Asdas Tickled Pink Campaign was started 15yrs ago in 1996, ive read somewhere that it was named because the first ever BC pin/logo was a “pink feather” Asda has raised over £25 million for breast cancer, with the proceeds being split between Breast Cancer Care & Breast Cancer Campaign , without Asdas Tickled Pink Campagin this forum and website proberly wouldnt exsist,so im personaly very thankfull to asda for all their help ,though i know that only a “small margin” of asdas tickled pink sales go directly towards breast cancer funding.

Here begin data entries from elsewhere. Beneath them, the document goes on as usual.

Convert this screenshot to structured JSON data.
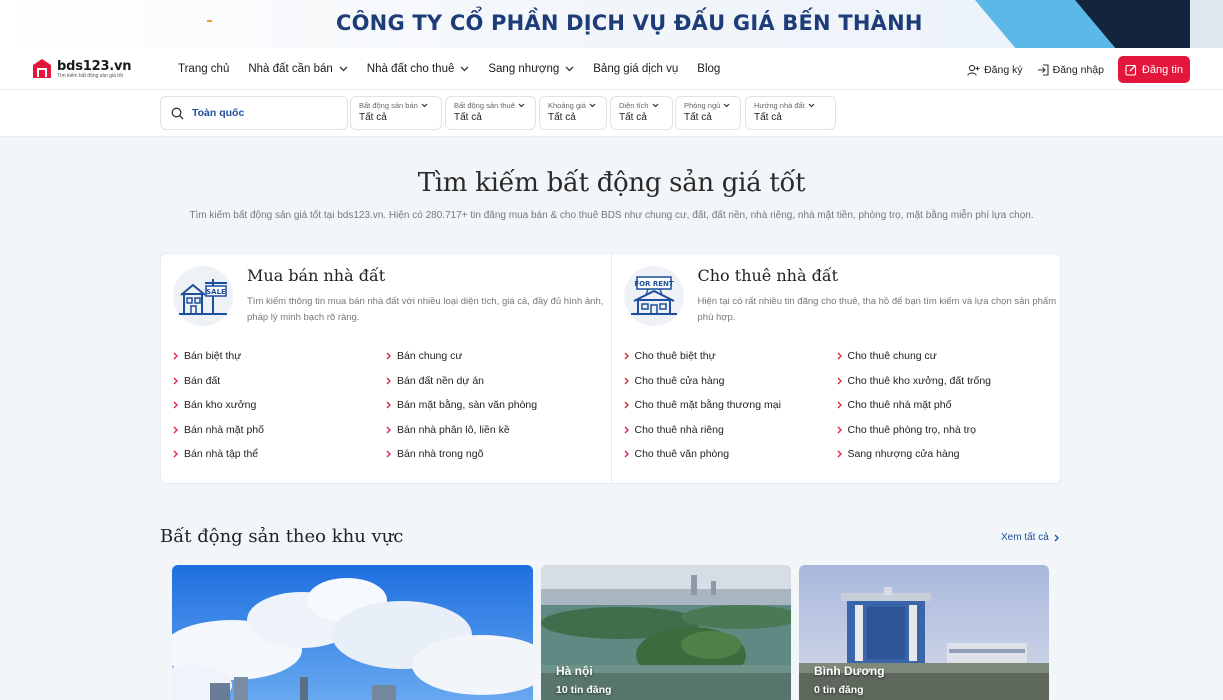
{
  "banner": {
    "title": "CÔNG TY CỔ PHẦN DỊCH VỤ ĐẤU GIÁ BẾN THÀNH"
  },
  "logo": {
    "name": "bds123.vn",
    "tagline": "Tìm kiếm bất động sản giá tốt"
  },
  "nav": {
    "items": [
      {
        "label": "Trang chủ",
        "dropdown": false
      },
      {
        "label": "Nhà đất cần bán",
        "dropdown": true
      },
      {
        "label": "Nhà đất cho thuê",
        "dropdown": true
      },
      {
        "label": "Sang nhượng",
        "dropdown": true
      },
      {
        "label": "Bảng giá dịch vụ",
        "dropdown": false
      },
      {
        "label": "Blog",
        "dropdown": false
      }
    ]
  },
  "auth": {
    "register": "Đăng ký",
    "login": "Đăng nhập",
    "post": "Đăng tin"
  },
  "filters": {
    "search": "Toàn quốc",
    "items": [
      {
        "label": "Bất động sản bán",
        "value": "Tất cả"
      },
      {
        "label": "Bất động sản thuê",
        "value": "Tất cả"
      },
      {
        "label": "Khoảng giá",
        "value": "Tất cả"
      },
      {
        "label": "Diện tích",
        "value": "Tất cả"
      },
      {
        "label": "Phòng ngủ",
        "value": "Tất cả"
      },
      {
        "label": "Hướng nhà đất",
        "value": "Tất cả"
      }
    ]
  },
  "hero": {
    "title": "Tìm kiếm bất động sản giá tốt",
    "subtitle": "Tìm kiếm bất động sản giá tốt tại bds123.vn. Hiện có 280.717+ tin đăng mua bán & cho thuê BDS như chung cư, đất, đất nền, nhà riêng, nhà mặt tiền, phòng trọ, mặt bằng miễn phí lựa chọn."
  },
  "categories": [
    {
      "title": "Mua bán nhà đất",
      "icon_label": "SALE",
      "description": "Tìm kiếm thông tin mua bán nhà đất với nhiều loại diện tích, giá cả, đầy đủ hình ảnh, pháp lý minh bạch rõ ràng.",
      "links": [
        "Bán biệt thự",
        "Bán chung cư",
        "Bán đất",
        "Bán đất nền dự án",
        "Bán kho xưởng",
        "Bán mặt bằng, sàn văn phòng",
        "Bán nhà mặt phố",
        "Bán nhà phân lô, liền kề",
        "Bán nhà tập thể",
        "Bán nhà trong ngõ"
      ]
    },
    {
      "title": "Cho thuê nhà đất",
      "icon_label": "FOR RENT",
      "description": "Hiện tại có rất nhiều tin đăng cho thuê, tha hồ để bạn tìm kiếm và lựa chọn sản phẩm phù hợp.",
      "links": [
        "Cho thuê biệt thự",
        "Cho thuê chung cư",
        "Cho thuê cửa hàng",
        "Cho thuê kho xưởng, đất trống",
        "Cho thuê mặt bằng thương mại",
        "Cho thuê nhà mặt phố",
        "Cho thuê nhà riêng",
        "Cho thuê phòng trọ, nhà trọ",
        "Cho thuê văn phòng",
        "Sang nhượng cửa hàng"
      ]
    }
  ],
  "regions": {
    "title": "Bất động sản theo khu vực",
    "see_all": "Xem tất cả",
    "items": [
      {
        "name": "",
        "count": ""
      },
      {
        "name": "Hà nội",
        "count": "10 tin đăng"
      },
      {
        "name": "Bình Dương",
        "count": "0 tin đăng"
      }
    ]
  },
  "colors": {
    "brand_red": "#e3173b",
    "link_blue": "#1d4e9e",
    "chevron_red": "#d81e3c"
  }
}
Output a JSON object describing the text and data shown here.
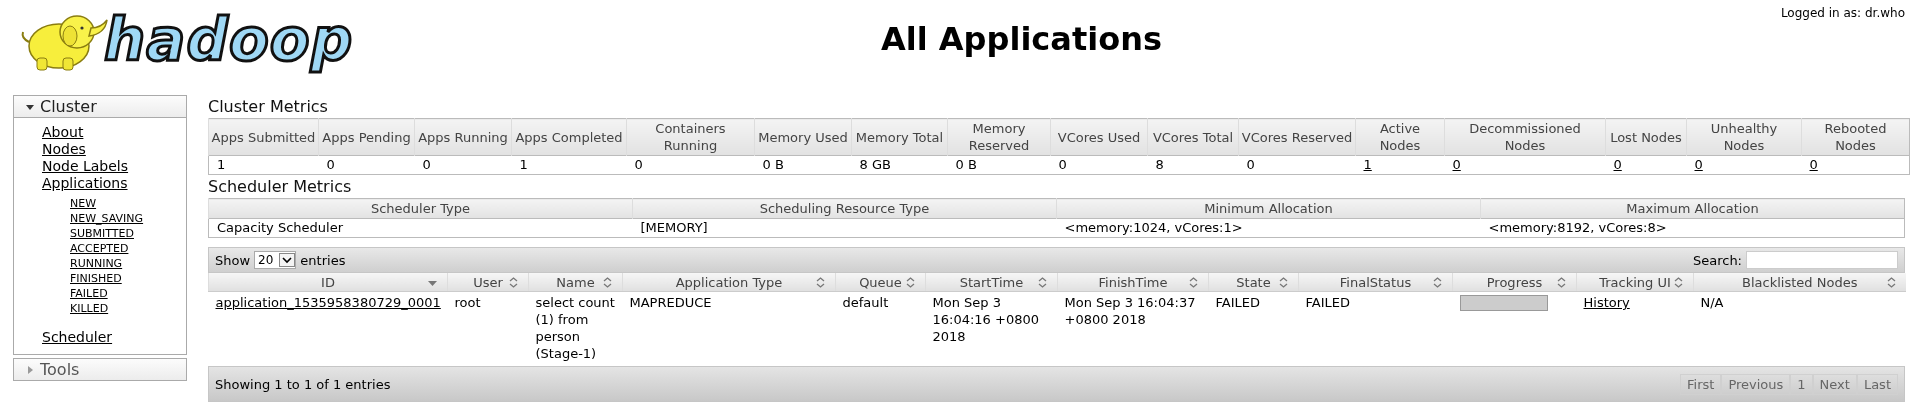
{
  "header": {
    "logo_text": "hadoop",
    "title": "All Applications",
    "login": "Logged in as: dr.who"
  },
  "sidebar": [
    {
      "label": "Cluster",
      "expanded": true,
      "items": [
        {
          "label": "About"
        },
        {
          "label": "Nodes"
        },
        {
          "label": "Node Labels"
        },
        {
          "label": "Applications",
          "children": [
            {
              "label": "NEW"
            },
            {
              "label": "NEW_SAVING"
            },
            {
              "label": "SUBMITTED"
            },
            {
              "label": "ACCEPTED"
            },
            {
              "label": "RUNNING"
            },
            {
              "label": "FINISHED"
            },
            {
              "label": "FAILED"
            },
            {
              "label": "KILLED"
            }
          ]
        },
        {
          "label": "Scheduler"
        }
      ]
    },
    {
      "label": "Tools",
      "expanded": false
    }
  ],
  "cluster_metrics": {
    "title": "Cluster Metrics",
    "columns": [
      "Apps Submitted",
      "Apps Pending",
      "Apps Running",
      "Apps Completed",
      "Containers Running",
      "Memory Used",
      "Memory Total",
      "Memory Reserved",
      "VCores Used",
      "VCores Total",
      "VCores Reserved",
      "Active Nodes",
      "Decommissioned Nodes",
      "Lost Nodes",
      "Unhealthy Nodes",
      "Rebooted Nodes"
    ],
    "values": [
      {
        "kind": "text",
        "text": "1"
      },
      {
        "kind": "text",
        "text": "0"
      },
      {
        "kind": "text",
        "text": "0"
      },
      {
        "kind": "text",
        "text": "1"
      },
      {
        "kind": "text",
        "text": "0"
      },
      {
        "kind": "text",
        "text": "0 B"
      },
      {
        "kind": "text",
        "text": "8 GB"
      },
      {
        "kind": "text",
        "text": "0 B"
      },
      {
        "kind": "text",
        "text": "0"
      },
      {
        "kind": "text",
        "text": "8"
      },
      {
        "kind": "text",
        "text": "0"
      },
      {
        "kind": "link",
        "text": "1"
      },
      {
        "kind": "link",
        "text": "0"
      },
      {
        "kind": "link",
        "text": "0"
      },
      {
        "kind": "link",
        "text": "0"
      },
      {
        "kind": "link",
        "text": "0"
      }
    ]
  },
  "scheduler_metrics": {
    "title": "Scheduler Metrics",
    "columns": [
      "Scheduler Type",
      "Scheduling Resource Type",
      "Minimum Allocation",
      "Maximum Allocation"
    ],
    "rows": [
      [
        "Capacity Scheduler",
        "[MEMORY]",
        "<memory:1024, vCores:1>",
        "<memory:8192, vCores:8>"
      ]
    ]
  },
  "applications": {
    "show_label": "Show",
    "page_size": "20",
    "entries_label": "entries",
    "search_label": "Search:",
    "columns": [
      {
        "label": "ID",
        "sorted": true
      },
      {
        "label": "User",
        "sorted": false
      },
      {
        "label": "Name",
        "sorted": false
      },
      {
        "label": "Application Type",
        "sorted": false
      },
      {
        "label": "Queue",
        "sorted": false
      },
      {
        "label": "StartTime",
        "sorted": false
      },
      {
        "label": "FinishTime",
        "sorted": false
      },
      {
        "label": "State",
        "sorted": false
      },
      {
        "label": "FinalStatus",
        "sorted": false
      },
      {
        "label": "Progress",
        "sorted": false
      },
      {
        "label": "Tracking UI",
        "sorted": false
      },
      {
        "label": "Blacklisted Nodes",
        "sorted": false
      }
    ],
    "rows": [
      {
        "cells": [
          {
            "kind": "link",
            "text": "application_1535958380729_0001"
          },
          {
            "kind": "text",
            "text": "root"
          },
          {
            "kind": "text",
            "text": "select count (1) from person (Stage-1)"
          },
          {
            "kind": "text",
            "text": "MAPREDUCE"
          },
          {
            "kind": "text",
            "text": "default"
          },
          {
            "kind": "text",
            "text": "Mon Sep 3 16:04:16 +0800 2018"
          },
          {
            "kind": "text",
            "text": "Mon Sep 3 16:04:37 +0800 2018"
          },
          {
            "kind": "text",
            "text": "FAILED"
          },
          {
            "kind": "text",
            "text": "FAILED"
          },
          {
            "kind": "progress",
            "level": 0
          },
          {
            "kind": "link",
            "text": "History"
          },
          {
            "kind": "text",
            "text": "N/A"
          }
        ]
      }
    ],
    "info": "Showing 1 to 1 of 1 entries",
    "pager": [
      {
        "label": "First",
        "disabled": true
      },
      {
        "label": "Previous",
        "disabled": true
      },
      {
        "label": "1",
        "disabled": true
      },
      {
        "label": "Next",
        "disabled": true
      },
      {
        "label": "Last",
        "disabled": true
      }
    ]
  }
}
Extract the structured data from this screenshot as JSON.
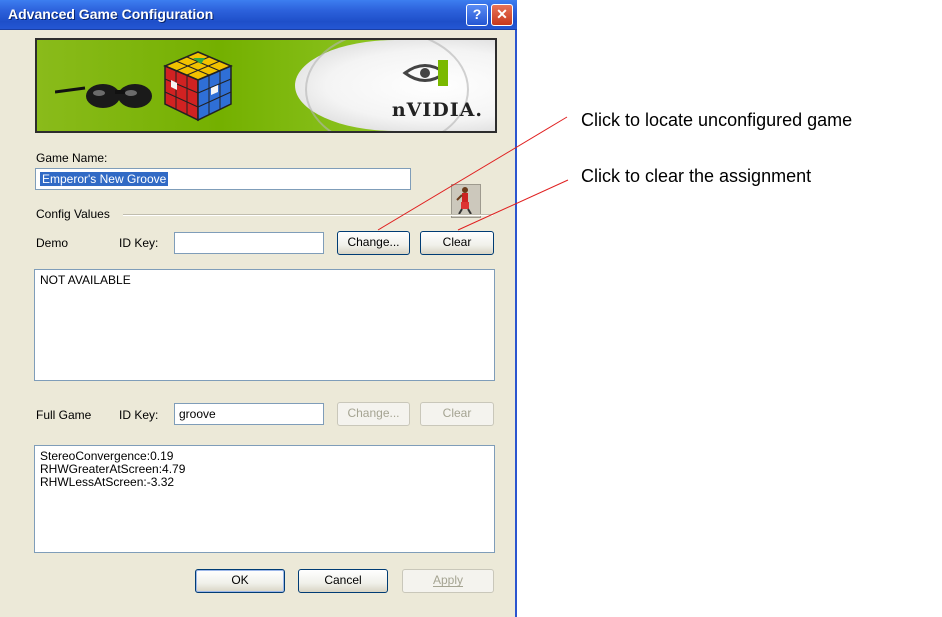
{
  "window": {
    "title": "Advanced Game Configuration",
    "help_glyph": "?",
    "close_glyph": "✕"
  },
  "banner": {
    "brand_text": "nVIDIA."
  },
  "game": {
    "name_label": "Game Name:",
    "name_value": "Emperor's New Groove"
  },
  "config": {
    "group_label": "Config Values",
    "demo": {
      "label": "Demo",
      "id_key_label": "ID Key:",
      "id_key_value": "",
      "change_label": "Change...",
      "clear_label": "Clear",
      "values_text": "NOT AVAILABLE"
    },
    "full": {
      "label": "Full Game",
      "id_key_label": "ID Key:",
      "id_key_value": "groove",
      "change_label": "Change...",
      "clear_label": "Clear",
      "values": [
        "StereoConvergence:0.19",
        "RHWGreaterAtScreen:4.79",
        "RHWLessAtScreen:-3.32"
      ]
    }
  },
  "footer": {
    "ok_label": "OK",
    "cancel_label": "Cancel",
    "apply_label": "Apply"
  },
  "annotations": {
    "locate": "Click to locate unconfigured game",
    "clear": "Click to clear the assignment",
    "line_color": "#e02020"
  }
}
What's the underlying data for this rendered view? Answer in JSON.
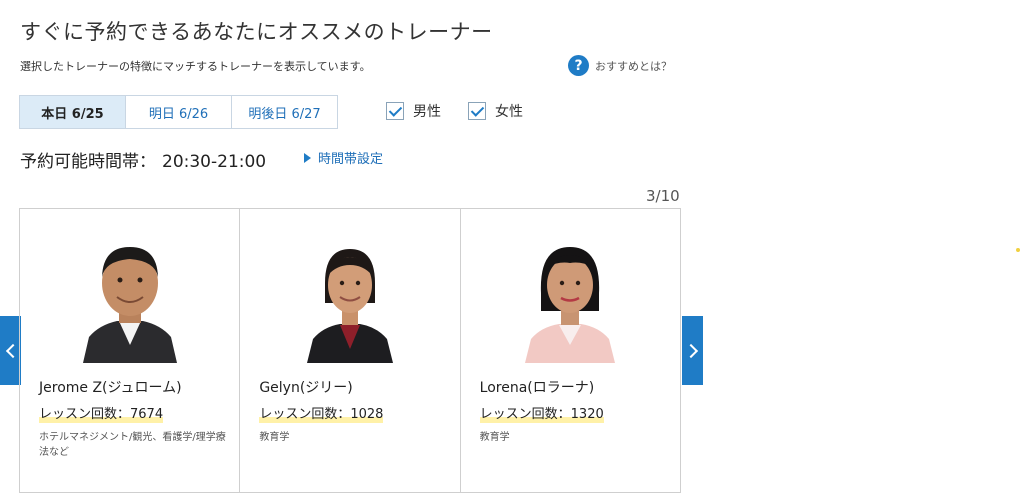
{
  "header": {
    "title": "すぐに予約できるあなたにオススメのトレーナー",
    "subtitle": "選択したトレーナーの特徴にマッチするトレーナーを表示しています。",
    "help_label": "おすすめとは？",
    "help_icon_glyph": "?"
  },
  "date_tabs": [
    {
      "label": "本日 6/25",
      "active": true
    },
    {
      "label": "明日 6/26",
      "active": false
    },
    {
      "label": "明後日 6/27",
      "active": false
    }
  ],
  "filters": {
    "male": {
      "label": "男性",
      "checked": true
    },
    "female": {
      "label": "女性",
      "checked": true
    }
  },
  "timeslot": {
    "label": "予約可能時間帯：",
    "value": "20:30-21:00",
    "setting_link": "時間帯設定"
  },
  "pager": {
    "text": "3/10"
  },
  "trainers": [
    {
      "name": "Jerome Z(ジュローム)",
      "lessons": "レッスン回数：7674",
      "specialty": "ホテルマネジメント/観光、看護学/理学療法など"
    },
    {
      "name": "Gelyn(ジリー)",
      "lessons": "レッスン回数：1028",
      "specialty": "教育学"
    },
    {
      "name": "Lorena(ロラーナ)",
      "lessons": "レッスン回数：1320",
      "specialty": "教育学"
    }
  ],
  "colors": {
    "accent": "#1f7cc6",
    "tab_active_bg": "#dcebf7",
    "highlight": "#fff1a8"
  }
}
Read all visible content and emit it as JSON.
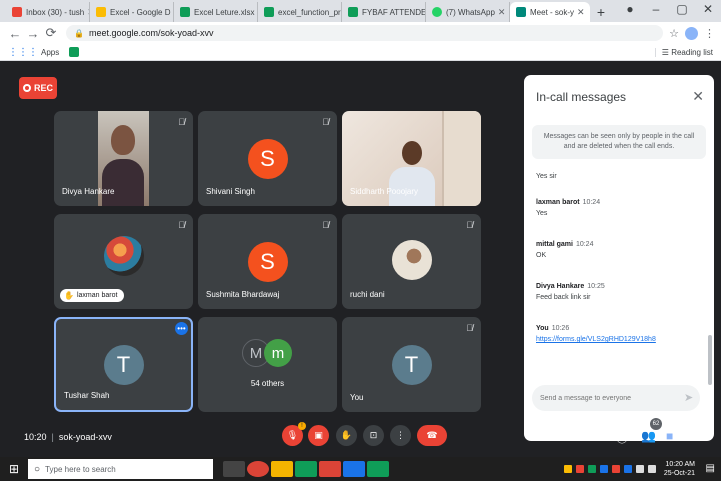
{
  "browser": {
    "tabs": [
      {
        "title": "Inbox (30) - tush",
        "color": "#ea4335"
      },
      {
        "title": "Excel - Google D",
        "color": "#fbbc04"
      },
      {
        "title": "Excel Leture.xlsx",
        "color": "#0f9d58"
      },
      {
        "title": "excel_function_pr",
        "color": "#0f9d58"
      },
      {
        "title": "FYBAF ATTENDE",
        "color": "#0f9d58"
      },
      {
        "title": "(7) WhatsApp",
        "color": "#25d366"
      },
      {
        "title": "Meet - sok-y",
        "color": "#00897b"
      }
    ],
    "new_tab": "+",
    "url": "meet.google.com/sok-yoad-xvv",
    "bookmarks_apps": "Apps",
    "reading_list": "Reading list"
  },
  "meet": {
    "rec_label": "REC",
    "tiles": [
      {
        "name": "Divya Hankare"
      },
      {
        "name": "Shivani Singh",
        "initial": "S"
      },
      {
        "name": "Siddharth Pooojary"
      },
      {
        "name": "laxman barot"
      },
      {
        "name": "Sushmita Bhardawaj",
        "initial": "S"
      },
      {
        "name": "ruchi dani"
      },
      {
        "name": "Tushar Shah",
        "initial": "T"
      },
      {
        "name": "54 others",
        "initial_1": "M",
        "initial_2": "m"
      },
      {
        "name": "You",
        "initial": "T"
      }
    ]
  },
  "chat": {
    "title": "In-call messages",
    "note": "Messages can be seen only by people in the call and are deleted when the call ends.",
    "messages": [
      {
        "sender": "",
        "time": "",
        "text": "Yes sir"
      },
      {
        "sender": "laxman barot",
        "time": "10:24",
        "text": "Yes"
      },
      {
        "sender": "mittal gami",
        "time": "10:24",
        "text": "OK"
      },
      {
        "sender": "Divya Hankare",
        "time": "10:25",
        "text": "Feed back link sir"
      },
      {
        "sender": "You",
        "time": "10:26",
        "text": "https://forms.gle/VLS2gRHD129V18h8"
      }
    ],
    "input_placeholder": "Send a message to everyone"
  },
  "bottom": {
    "time": "10:20",
    "meeting_code": "sok-yoad-xvv",
    "participant_count": "62"
  },
  "taskbar": {
    "search_placeholder": "Type here to search",
    "clock_time": "10:20 AM",
    "clock_date": "25-Oct-21"
  }
}
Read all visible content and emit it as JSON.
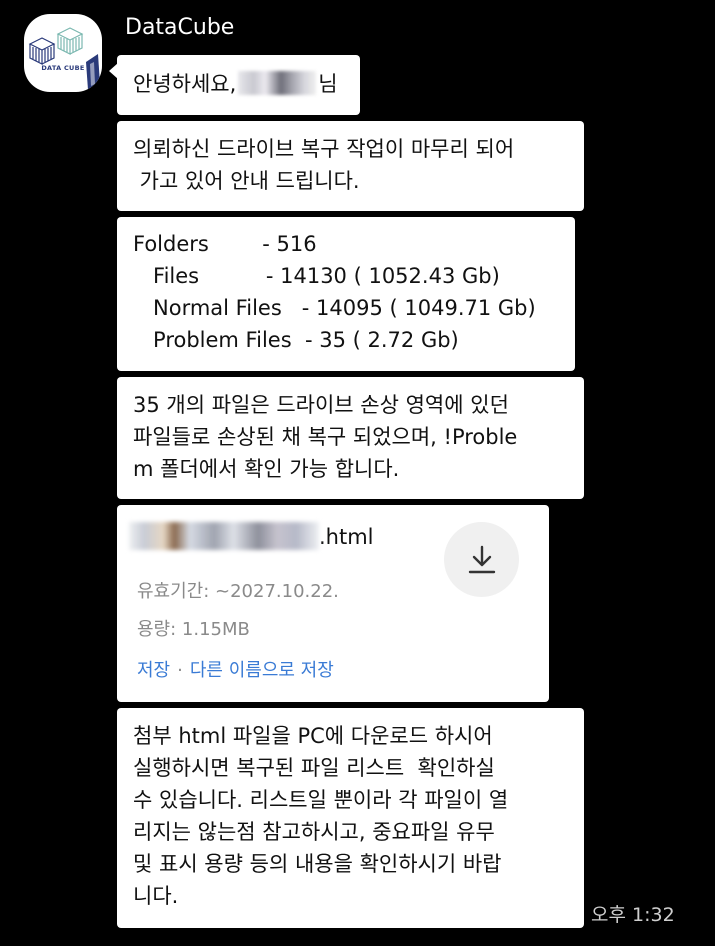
{
  "sender": {
    "name": "DataCube",
    "logo_text": "DATA CUBE"
  },
  "messages": {
    "greeting_prefix": "안녕하세요,",
    "greeting_suffix": "님",
    "notice": [
      "의뢰하신 드라이브 복구 작업이 마무리 되어",
      " 가고 있어 안내 드립니다."
    ],
    "stats": [
      "Folders        - 516",
      "   Files          - 14130 ( 1052.43 Gb)",
      "   Normal Files   - 14095 ( 1049.71 Gb)",
      "   Problem Files  - 35 ( 2.72 Gb)"
    ],
    "problem_note": [
      "35 개의 파일은 드라이브 손상 영역에 있던",
      "파일들로 손상된 채 복구 되었으며, !Proble",
      "m 폴더에서 확인 가능 합니다."
    ],
    "instructions": [
      "첨부 html 파일을 PC에 다운로드 하시어",
      "실행하시면 복구된 파일 리스트  확인하실",
      "수 있습니다. 리스트일 뿐이라 각 파일이 열",
      "리지는 않는점 참고하시고, 중요파일 유무",
      "및 표시 용량 등의 내용을 확인하시기 바랍",
      "니다."
    ]
  },
  "attachment": {
    "extension": ".html",
    "expiry": "유효기간: ~2027.10.22.",
    "size": "용량: 1.15MB",
    "save_label": "저장",
    "save_as_label": "다른 이름으로 저장",
    "icon": "download-icon"
  },
  "timestamp": "오후 1:32"
}
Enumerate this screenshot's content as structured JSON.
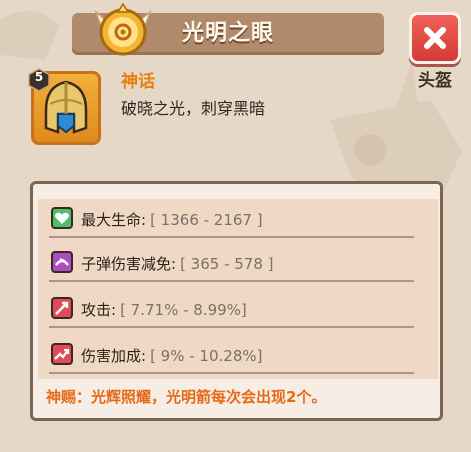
{
  "header": {
    "title": "光明之眼"
  },
  "close_button": {
    "icon": "close-icon",
    "color": "#dd463f"
  },
  "slot": {
    "label": "头盔"
  },
  "item": {
    "level": "5",
    "rarity": "神话",
    "description": "破晓之光，刺穿黑暗",
    "icon": "helmet-icon"
  },
  "stats": [
    {
      "label": "最大生命:",
      "range": "[ 1366 - 2167 ]",
      "icon": "heart-icon",
      "color": "#4dbf6a"
    },
    {
      "label": "子弹伤害减免:",
      "range": "[ 365 - 578 ]",
      "icon": "bullet-shield-icon",
      "color": "#a94fc1"
    },
    {
      "label": "攻击:",
      "range": "[ 7.71% - 8.99%]",
      "icon": "attack-icon",
      "color": "#e04a5d"
    },
    {
      "label": "伤害加成:",
      "range": "[ 9% - 10.28%]",
      "icon": "damage-boost-icon",
      "color": "#e04a5d"
    }
  ],
  "blessing": "神赐：光辉照耀，光明箭每次会出现2个。",
  "colors": {
    "accent": "#e58012",
    "blessing": "#e66a19",
    "header": "#b1896b"
  }
}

Pink,like many other BC issues, has always been a controversial topic here on the forums,but i hope like others here that “everyone” will be allowed to voice their views without anyone being unfairly judged for sharing their own particular opinion.

I have always welcomed everyones views, even if i dont always agree with them, a very wise old soul once said “Respect is not agreeing with everyone,Its agreeing that its OK to disagree.”
Maybe thats something we all need to bear in mind sometimes.
Best Wishes to everyone
Linda x

Linda - absolutely, everyone should be free to express their view - wouldn’t it be dull if we all had the same opinion, after all? It is a subject that is deeply emotive, and will understandably trigger sharp reactions - the very title of the thread is bound to do that!!

I have no issue with that at all, debate provokes thought after all - and respect to everyone’s thoughts - whether they’re in the pro pink camp, as yourself and lemongrove are… or radically opposed to it, as I am. We all have our reasons for our own viewpoints - and it is very difficult to argue with a lot of them, no matter how much fund raising is done.